Я остолбенел, ибо такого никак не ждал. Видно было, что это не хозяин, но и не слуга. То есть нечто для меня не понятное. В Египте слуга, даже самый приближенный к хозяину, даже в мыслях не мог бы позволить себе такого, ибо был слугой и никем иным. Да, господин Фариот, я пообещал вам, что не стану делать глупостей, но еще раньше я пообещал сам себе, что никто и никогда не глянет на меня, как на гнилой отброс. Такого со мной не позволял себе даже полновластный Сын Хапу. А уж колченогий выродок… Я вновь кротко поклонился карлику и тут же шепотом поинтересовался, правда ли, что у карликов по три яйца, левое и правое – нормальные, как у людей, а вот среднее – с кулак величиной. Я не успел заметить, как отреагировал карлик на мои слова, потому что вошла хозяйка комнаты. Это была царица критская Пасифайя.

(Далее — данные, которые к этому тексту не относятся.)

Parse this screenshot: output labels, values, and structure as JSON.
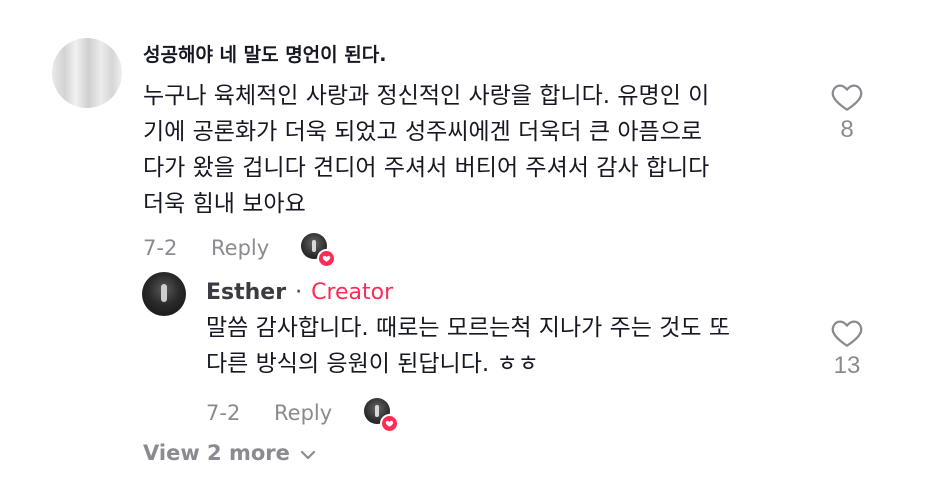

– Ступай Дада, – сказала она карлику, – и сделай так, чтобы никто нам не помешал.
* * *
Спровадив карлика, царица не спешила, тем не менее, приступить к беседе. Она на некоторое время словно начисто забыла о моем существовании. Похоже, её занимало нечто иное, куда более важное и тревожное. Мне подумалось тогда, что если я вдруг встану и, не нарушая тишины, выйду прочь из комнаты, она того и не заметит. Несколько раз Пасифайя вдоль и поперек пересекла шагами комнату, то неторопливо, опустив голову, то вдруг резко и порывисто, прижав к лицу ладони. Затем подошла к окну, распахнула его и стояла некоторое время, вперившись в темноту, пока порыв ветра не загасил один из светильников. Тогда она торопливо и резко, точно испугавшись чего-то, захлопнула окно и, повернувшись, встретилась наконец глазами с моим завороженным взглядом.
– Так это ты и есть? – она глянула на меня с деланным удивлением. – Как же мы с тобой будем говорить? Я ведь не знаю египетского, а ты, как мне сказал твой хозяин, не разумеешь по-критски. Или понимаешь?
Она говорила насмешливо, но беззлобно.
– Понимаю, прекрасная госпожа.
– Еще бы не понимал! Ты ведь не египтянин, верно?
– Верно, прекрасная госпожа. Я родом из Афин.
– Из Афин? – Она глянула на меня с удивлением и вдруг рассмеялась и даже наклонилась ближе. – Как же тебя занесло в Египет?
– Это сразу не скажешь. Если вам интересно, прекрасная госпожа, я могу рассказать…
Удивительно, но ежели б она сказала: «расскажи», я готов был бы до утра во всех подробностях рассказывать ей обо всех своих приключениях от гончарной мастерской в Афинах до книгохранилища Сына Хапу. Однако она, продолжая негромко смеяться, покачала головой.
– Твой господин сказал мне, что у тебя приключилась незадача с каким-то папирусом. Но не стал уточнять. Расскажи об этом.
Тут я развёл руками, давая понять, что, мол, рад бы душой, да никак невозможно…
– В таком случае, – холодно возразила царица, – можешь идти к себе и передать хозяину, чтобы впредь не беспокоил меня по пустякам.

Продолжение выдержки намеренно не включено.